Sabtu, 16 Juni 2012
LEASING ( SEWA-GUNA-USAHA)
Leasing atau sewa guna usaha adalah setiap kegiatan pembiayaan perusahaan dalam bentuk penyediaan barang – barang modal untuk digunakan oleh suatu perusahaan untuk jangka waktu tertentu. Dengan melakukan leasing perusahaan dapat memperoleh barang modal dengan jalan sewa beli untuk dapat lansung digunakan berproduksi, yang dapat diangsur setiap bulan, triwulan atau enam bulan sekali kepada pihak lessor.
Secara umum leasing artinya Equipment funding, yaitu pembiayaan peralatan barang modal untuk digunakan pada proses produksi suatu perusahaan baik secara langsung maupun tidak langsung.
SEJARAH PERKEMBANGAN LEASING
Pranata hukum sewa menyewa yang dikembangkan sebagai ilmu pengetahuan telah terekam dalam sejarah paling tidak sudah ada sejak lebih kurang 4500 tahun Sebelum Masehi. Yakni sewa menyewa yang dipraktekkan dan dikembangkan oleh orang-orang Sumeria.

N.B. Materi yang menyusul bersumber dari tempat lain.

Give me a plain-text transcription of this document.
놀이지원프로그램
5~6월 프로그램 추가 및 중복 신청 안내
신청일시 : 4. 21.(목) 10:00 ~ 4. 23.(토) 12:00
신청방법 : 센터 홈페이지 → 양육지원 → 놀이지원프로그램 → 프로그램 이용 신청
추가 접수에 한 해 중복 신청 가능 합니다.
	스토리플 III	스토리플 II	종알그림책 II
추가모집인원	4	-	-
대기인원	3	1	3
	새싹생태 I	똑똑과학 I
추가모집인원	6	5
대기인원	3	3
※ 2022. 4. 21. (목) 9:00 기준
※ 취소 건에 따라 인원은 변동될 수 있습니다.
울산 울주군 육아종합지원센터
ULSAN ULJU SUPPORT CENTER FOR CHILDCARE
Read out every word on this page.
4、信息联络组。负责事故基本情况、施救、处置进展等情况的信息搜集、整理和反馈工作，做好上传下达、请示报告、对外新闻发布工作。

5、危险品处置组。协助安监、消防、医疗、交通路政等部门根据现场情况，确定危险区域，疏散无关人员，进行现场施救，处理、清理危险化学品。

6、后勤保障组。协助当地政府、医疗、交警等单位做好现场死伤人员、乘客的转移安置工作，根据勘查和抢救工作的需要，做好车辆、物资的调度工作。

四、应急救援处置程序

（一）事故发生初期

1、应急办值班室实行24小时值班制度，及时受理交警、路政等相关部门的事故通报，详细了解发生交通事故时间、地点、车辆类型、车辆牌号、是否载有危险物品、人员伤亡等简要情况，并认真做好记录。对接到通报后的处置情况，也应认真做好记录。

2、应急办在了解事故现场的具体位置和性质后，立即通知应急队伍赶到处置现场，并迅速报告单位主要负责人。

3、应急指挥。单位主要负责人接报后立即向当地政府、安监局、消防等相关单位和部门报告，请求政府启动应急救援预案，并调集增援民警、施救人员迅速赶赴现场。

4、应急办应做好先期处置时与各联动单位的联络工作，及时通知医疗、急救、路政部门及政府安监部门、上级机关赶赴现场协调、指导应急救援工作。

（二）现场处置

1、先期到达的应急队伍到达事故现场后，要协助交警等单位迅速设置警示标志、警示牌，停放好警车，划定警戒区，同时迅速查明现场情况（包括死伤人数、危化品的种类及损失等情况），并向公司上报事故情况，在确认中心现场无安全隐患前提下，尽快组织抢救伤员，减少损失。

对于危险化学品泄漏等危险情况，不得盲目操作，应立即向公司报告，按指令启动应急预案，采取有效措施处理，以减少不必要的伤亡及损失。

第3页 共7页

Perkembangan leasing dalam sejarah Indonesia dapat diklasifikasikan ke dalam tiga fase sebagai berikut:
1.Fase Pengenalan
Fase pertama merupakan fase pengenalan dari bisnis leasing di Indonesia terjadi antara tahun 1974 sampai dengan tahun 1983. Fase pertama kali ini dimulai dengan keluarnya beberapa tahun 1974 yang khusus mengatur tentang pranata hukum leasing tersebut. Dalam fase ini, leasing belum dikenal masyarakat, dan perkembangannyapun tidak begitu pesat. Kosekuensinya jumlah perusahaan leasing waktu itu belum seberapa dan jumlah transaksinyapun masih relative kecil.

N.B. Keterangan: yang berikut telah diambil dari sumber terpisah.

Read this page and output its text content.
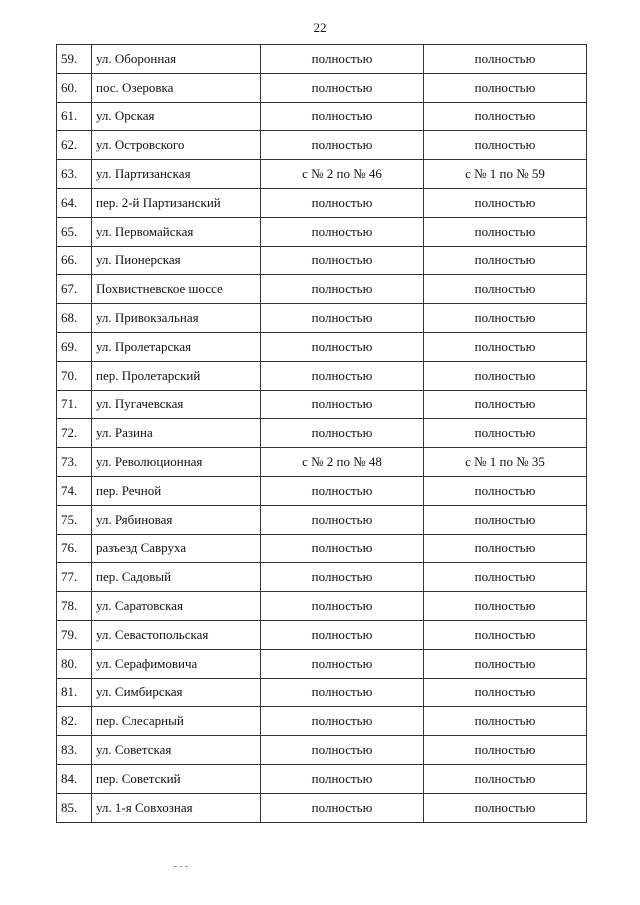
22
59.	ул. Оборонная	полностью	полностью
60.	пос. Озеровка	полностью	полностью
61.	ул. Орская	полностью	полностью
62.	ул. Островского	полностью	полностью
63.	ул. Партизанская	с № 2 по № 46	с № 1 по № 59
64.	пер. 2-й Партизанский	полностью	полностью
65.	ул. Первомайская	полностью	полностью
66.	ул. Пионерская	полностью	полностью
67.	Похвистневское шоссе	полностью	полностью
68.	ул. Привокзальная	полностью	полностью
69.	ул. Пролетарская	полностью	полностью
70.	пер. Пролетарский	полностью	полностью
71.	ул. Пугачевская	полностью	полностью
72.	ул. Разина	полностью	полностью
73.	ул. Революционная	с № 2 по № 48	с № 1 по № 35
74.	пер. Речной	полностью	полностью
75.	ул. Рябиновая	полностью	полностью
76.	разъезд Савруха	полностью	полностью
77.	пер. Садовый	полностью	полностью
78.	ул. Саратовская	полностью	полностью
79.	ул. Севастопольская	полностью	полностью
80.	ул. Серафимовича	полностью	полностью
81.	ул. Симбирская	полностью	полностью
82.	пер. Слесарный	полностью	полностью
83.	ул. Советская	полностью	полностью
84.	пер. Советский	полностью	полностью
85.	ул. 1-я Совхозная	полностью	полностью
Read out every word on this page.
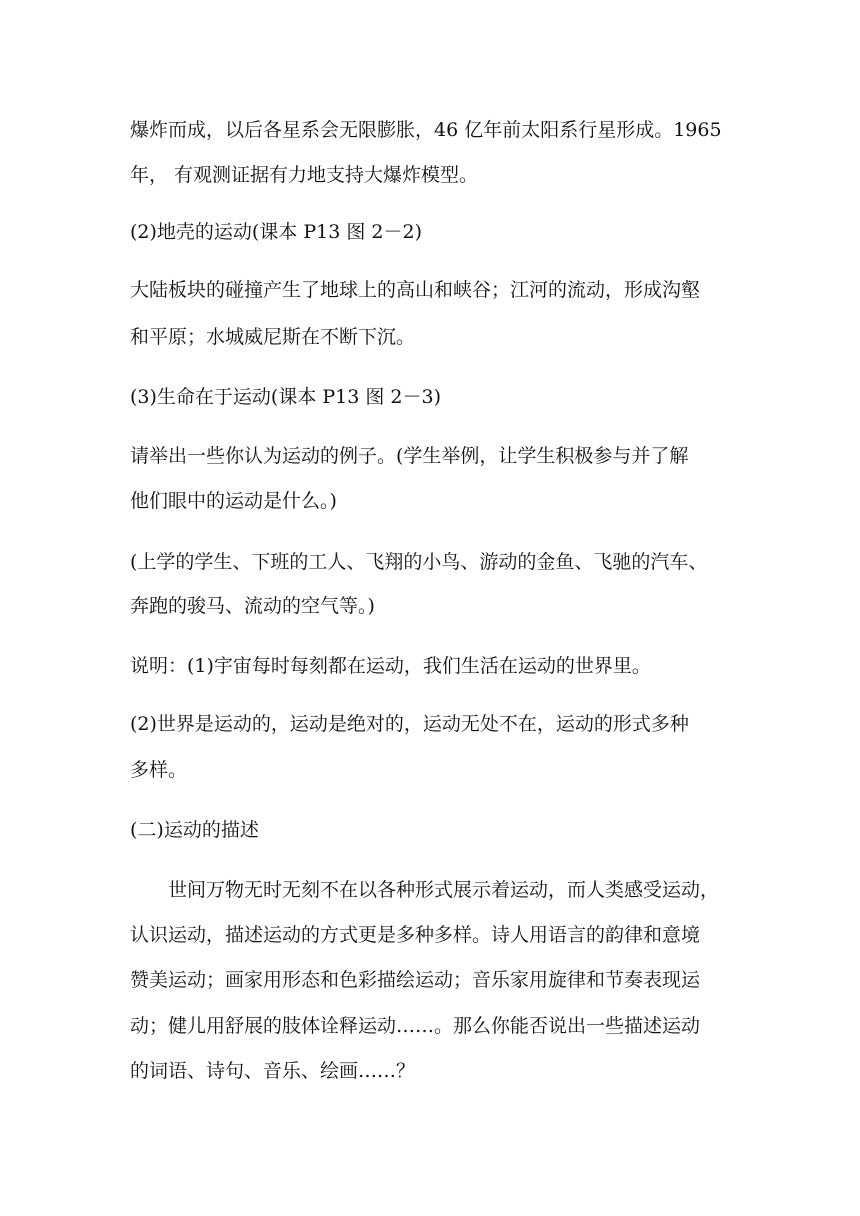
爆炸而成，以后各星系会无限膨胀，46 亿年前太阳系行星形成。1965
年， 有观测证据有力地支持大爆炸模型。
(2)地壳的运动(课本 P13 图 2－2)
大陆板块的碰撞产生了地球上的高山和峡谷；江河的流动，形成沟壑
和平原；水城威尼斯在不断下沉。
(3)生命在于运动(课本 P13 图 2－3)
请举出一些你认为运动的例子。(学生举例，让学生积极参与并了解
他们眼中的运动是什么。)
(上学的学生、下班的工人、飞翔的小鸟、游动的金鱼、飞驰的汽车、
奔跑的骏马、流动的空气等。)
说明：(1)宇宙每时每刻都在运动，我们生活在运动的世界里。
(2)世界是运动的，运动是绝对的，运动无处不在，运动的形式多种
多样。
(二)运动的描述
世间万物无时无刻不在以各种形式展示着运动，而人类感受运动，
认识运动，描述运动的方式更是多种多样。诗人用语言的韵律和意境
赞美运动；画家用形态和色彩描绘运动；音乐家用旋律和节奏表现运
动；健儿用舒展的肢体诠释运动……。那么你能否说出一些描述运动
的词语、诗句、音乐、绘画……？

Sampai dengan tahun 1980, jumlah perusahaan leasing hanya berjumlah 5 buah dengan besarnya kontrak Rp 22,5 miliar. Dan sampai dengan tahun 1984, jumlah perusahaan leasing bertambah sehingga seluruhnya menjadi 48 buah dengan total kontrak Rp 436,1 miliar.
2. Fase Pengembangan
Fase kedua yang merupakan fase pengembangan ini terjadi kira-kira antara tahun 1984 sampai dengan tahun 1950. Dalam fase kedua ini, bisnis leasing ini cukup pesat perkembangan berbarengan pesatnya pertumbuhan bisnis di Indonesia.
Ini terlihat misalnya pada indicator peran dan kontribusi leasing terhadap investasi nasional sacara keseluruhan. Dalam hal ini, dari 2,60% di tahun 1986 misalnya menjadi 6,32% di tahun 1989. Demikian juga perkembangan perusahaan dan jumlah besarnya kontrak leasing, dimna jumlah perusahaan 89 buah di tahun 1986, dengan nilai kontrak Rp 645 miliar, bertambah menjadi seluruhnya 122 buah perusahaan di tahun 1990, dengan nilai kontraknya tidak kurang dari Rp 4,061 triliyun.

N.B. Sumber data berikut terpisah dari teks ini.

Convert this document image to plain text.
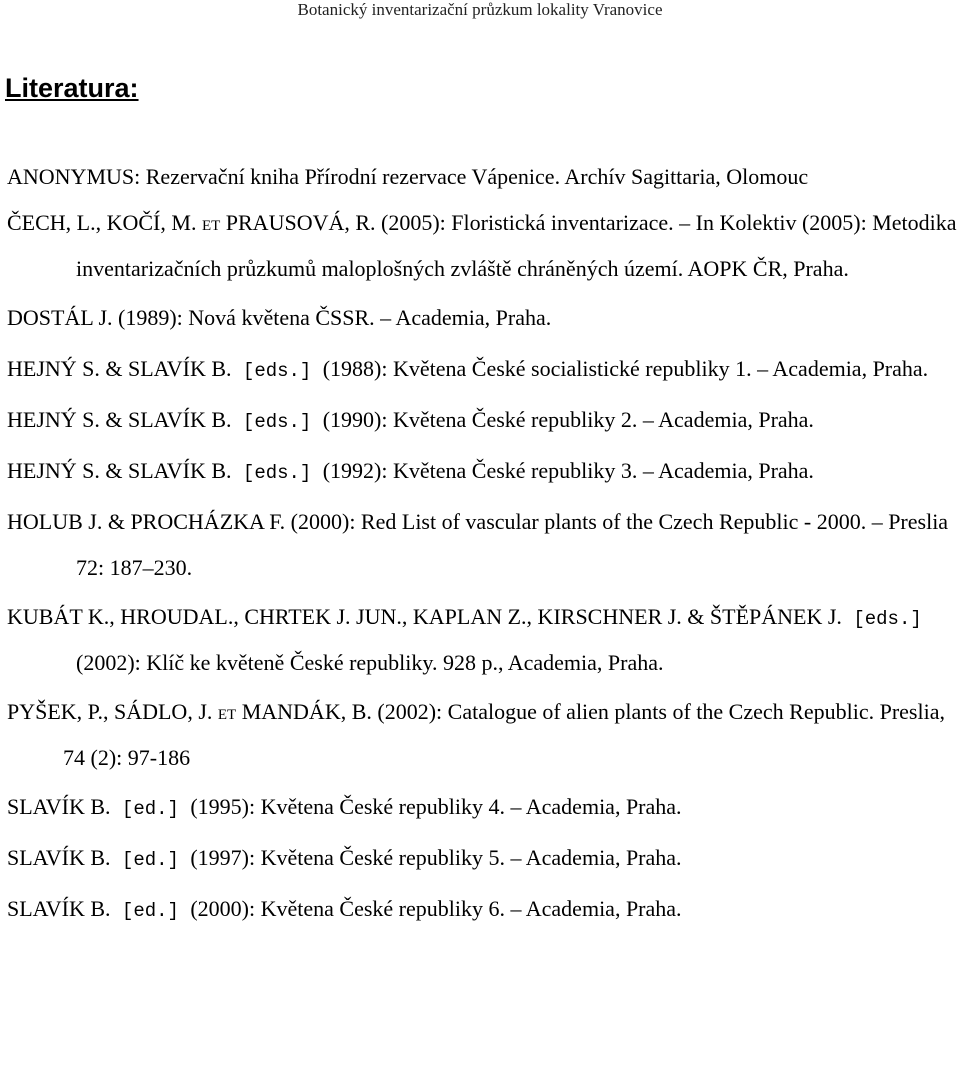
Botanický inventarizační průzkum lokality Vranovice
Literatura:
ANONYMUS: Rezervační kniha Přírodní rezervace Vápenice. Archív Sagittaria, Olomouc
ČECH, L., KOČÍ, M. et PRAUSOVÁ, R. (2005): Floristická inventarizace. – In Kolektiv (2005): Metodika inventarizačních průzkumů maloplošných zvláště chráněných území. AOPK ČR, Praha.
DOSTÁL J. (1989): Nová květena ČSSR. – Academia, Praha.
HEJNÝ S. & SLAVÍK B. [eds.] (1988): Květena České socialistické republiky 1. – Academia, Praha.
HEJNÝ S. & SLAVÍK B. [eds.] (1990): Květena České republiky 2. – Academia, Praha.
HEJNÝ S. & SLAVÍK B. [eds.] (1992): Květena České republiky 3. – Academia, Praha.
HOLUB J. & PROCHÁZKA F. (2000): Red List of vascular plants of the Czech Republic - 2000. – Preslia 72: 187–230.
KUBÁT K., HROUDAL., CHRTEK J. JUN., KAPLAN Z., KIRSCHNER J. & ŠTĚPÁNEK J. [eds.] (2002): Klíč ke květeně České republiky. 928 p., Academia, Praha.
PYŠEK, P., SÁDLO, J. et MANDÁK, B. (2002): Catalogue of alien plants of the Czech Republic. Preslia, 74 (2): 97-186
SLAVÍK B. [ed.] (1995): Květena České republiky 4. – Academia, Praha.
SLAVÍK B. [ed.] (1997): Květena České republiky 5. – Academia, Praha.
SLAVÍK B. [ed.] (2000): Květena České republiky 6. – Academia, Praha.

Pada fase kedua ini, beberapa segi operasionalisasi leasing telah berubah, misalnya dalam hal metode perhitungan penyusutan untuk kepentingan perpajakan. Hal ini akibat berlakunya UU pajak 1984. Sementara sistem pelaporan pajak dalm period eke dua ini masih memakai operating metode seperti pada fase sebelumnya,tetapi dengan beberapa distorsi.
3. Fase Konsolidasi
Fase ketiga, yang merupakan fase konsolidasi dari perkembangan leasing di Indonesia ini, terjadi sejak tahun 1991 sampai sekarang. Pada periode ini izin-izin pendirian perusahaan leasing yang sebelumnya diperketat, kemudian dibuka kembali. Perusahaan multi finance juga banyak didirikan pada periode ini. Dan, salah satunya adalah perubahan yang terjadi pada fase konsolidasi ini adalah diubahnya sistem perpajakan, dari semula dengan operating metode berubah menjadi financial metode. Perubahan sistem perhitungan perpajakan ini mulai berlaku sejak 19 Januari 1991, berdasarkan ketentuan dalam SK Menteri Keuangan No. 1169/KMK.01/1991.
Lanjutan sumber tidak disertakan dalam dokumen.